As previously discussed, GeFe₂O₄ can be found in nature in peculiar locations in the form of single crystals, which were usually employed for crystal structure determination. However, single crystals were also synthesized in laboratory and were used, for example, for high pressure Raman studies and for the determination of optical and electrical properties. For electrochemical and electrocatalytic applications, GFO was used instead in the form of nano-powders, which are more easily synthesized, by using solid state, mechanochemistry, hydrothermal and freeze drying synthetic routes.

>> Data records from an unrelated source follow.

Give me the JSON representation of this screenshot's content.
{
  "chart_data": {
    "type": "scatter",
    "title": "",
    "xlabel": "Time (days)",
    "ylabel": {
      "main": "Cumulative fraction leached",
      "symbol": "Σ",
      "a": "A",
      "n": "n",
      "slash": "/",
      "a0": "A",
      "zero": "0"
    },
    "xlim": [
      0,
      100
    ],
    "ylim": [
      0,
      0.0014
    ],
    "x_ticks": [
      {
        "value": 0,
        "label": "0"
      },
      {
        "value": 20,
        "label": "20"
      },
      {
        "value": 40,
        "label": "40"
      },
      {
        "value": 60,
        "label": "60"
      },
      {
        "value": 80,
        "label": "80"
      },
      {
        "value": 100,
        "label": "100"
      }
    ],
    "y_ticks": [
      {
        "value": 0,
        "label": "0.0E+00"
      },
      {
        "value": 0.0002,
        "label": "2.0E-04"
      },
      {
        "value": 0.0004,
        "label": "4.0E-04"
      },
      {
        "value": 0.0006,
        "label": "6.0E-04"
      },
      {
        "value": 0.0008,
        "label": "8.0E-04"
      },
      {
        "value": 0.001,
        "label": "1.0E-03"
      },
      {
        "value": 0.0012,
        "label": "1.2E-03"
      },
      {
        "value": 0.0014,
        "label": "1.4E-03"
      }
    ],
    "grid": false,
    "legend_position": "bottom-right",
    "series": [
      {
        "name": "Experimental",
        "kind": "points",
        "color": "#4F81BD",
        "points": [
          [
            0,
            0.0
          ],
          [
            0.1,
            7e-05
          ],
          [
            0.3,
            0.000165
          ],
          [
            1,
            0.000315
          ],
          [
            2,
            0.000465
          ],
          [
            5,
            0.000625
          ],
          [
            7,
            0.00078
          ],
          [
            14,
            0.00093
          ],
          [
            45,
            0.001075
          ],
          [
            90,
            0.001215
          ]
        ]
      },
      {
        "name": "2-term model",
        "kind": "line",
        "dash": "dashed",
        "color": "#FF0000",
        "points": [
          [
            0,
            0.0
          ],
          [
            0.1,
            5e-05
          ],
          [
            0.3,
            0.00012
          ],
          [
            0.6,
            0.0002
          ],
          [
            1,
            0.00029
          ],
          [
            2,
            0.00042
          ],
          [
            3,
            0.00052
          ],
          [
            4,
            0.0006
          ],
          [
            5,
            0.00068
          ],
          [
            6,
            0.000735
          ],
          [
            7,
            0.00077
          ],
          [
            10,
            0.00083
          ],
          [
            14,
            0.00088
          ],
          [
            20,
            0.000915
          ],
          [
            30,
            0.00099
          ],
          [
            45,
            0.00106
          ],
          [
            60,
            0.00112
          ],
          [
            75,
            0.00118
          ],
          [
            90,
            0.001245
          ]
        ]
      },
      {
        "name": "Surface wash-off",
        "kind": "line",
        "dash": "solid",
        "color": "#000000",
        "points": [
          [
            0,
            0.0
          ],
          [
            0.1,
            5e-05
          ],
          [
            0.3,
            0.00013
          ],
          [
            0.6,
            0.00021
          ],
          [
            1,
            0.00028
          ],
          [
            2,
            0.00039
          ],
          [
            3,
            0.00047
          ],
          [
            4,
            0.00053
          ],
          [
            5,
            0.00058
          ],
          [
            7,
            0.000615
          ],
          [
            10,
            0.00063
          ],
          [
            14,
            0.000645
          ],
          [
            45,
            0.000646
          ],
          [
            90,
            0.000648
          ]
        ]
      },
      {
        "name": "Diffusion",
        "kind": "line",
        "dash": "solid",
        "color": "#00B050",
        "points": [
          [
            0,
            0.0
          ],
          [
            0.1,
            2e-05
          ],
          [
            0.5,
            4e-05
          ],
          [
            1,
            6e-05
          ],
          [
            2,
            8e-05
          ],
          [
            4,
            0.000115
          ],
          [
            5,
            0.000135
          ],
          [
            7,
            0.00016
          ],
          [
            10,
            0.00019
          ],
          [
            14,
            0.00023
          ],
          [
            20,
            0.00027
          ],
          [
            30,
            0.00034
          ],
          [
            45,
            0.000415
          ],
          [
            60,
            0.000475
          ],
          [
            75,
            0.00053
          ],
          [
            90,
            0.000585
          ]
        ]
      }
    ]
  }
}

GFO single crystals and powders were characterized by many spectroscopic techniques, such as Mössbauer, X-ray Photoelectron Spectroscopy (XPS), Infrared Spectroscopy (IR) and Raman, as well as with X-ray diffraction. Mössbauer and XPS spectroscopies allowed to determine the cation oxidation states, that were definitely established as Ge4+ and Fe2+. In some cases, traces of Fe3+ were found, suggesting the formation of solid solutions with Fe3O4. XPS was also useful to characterize the possible carbon coating, particularly for electrochemical applications. The IR spectrum was not conclusively interpreted, diffently from Raman spectra that were collected as a function of pressure to study the structure stability. It was demonstrated that the changes in the collected spectra were not due to sample decomposition (at least below 30 GPa) and/or to polymorphs formation, but possibly to partial spinel inversion. The difference in ionic radii of Fe²⁺ and Ge⁴⁺ ions inhibited the inversion in single crystals but not in nanocrystalline GFO that, when obtained from mechano-synthesis showed an inversion degree of 0.67. The new bands and the band splitting observed in Raman spectra can be due also to structure distortion towards the tetragonal structure (I4₁/amd), the most probable distortion of the cubic spinel containing Fe²⁺ ions. The magnetic properties of GFO were determined in the past and newly measured more recently^[7]. Its behaviour was unusual in non-metallic materials: the reason was attributed to a frustration wave order in GFO derived from exchange interactions between the ordered spin components in a sublattice via the dynamic components of their neighbours in the other. The peculiar magnetic features of GFO were not shared by all the Ge based spinels, because being Ge⁴⁺an inactive ion, they were determined by the B²⁺ sublattice, so a variety of different behaviours could be identified. The positive value of the Hall constant suggested a p-type conduction. Conductivity and Hall effect measurements showed that the acceptor ionization energy was 0.39 eV and that the mobility was low and independent of temperature, probably due to a narrow valence band and/or large polaron formation. GFO differed, however, with respect to other hopping-type spinels, because its electronic properties were similar to those of NiO at high temperatures^[9].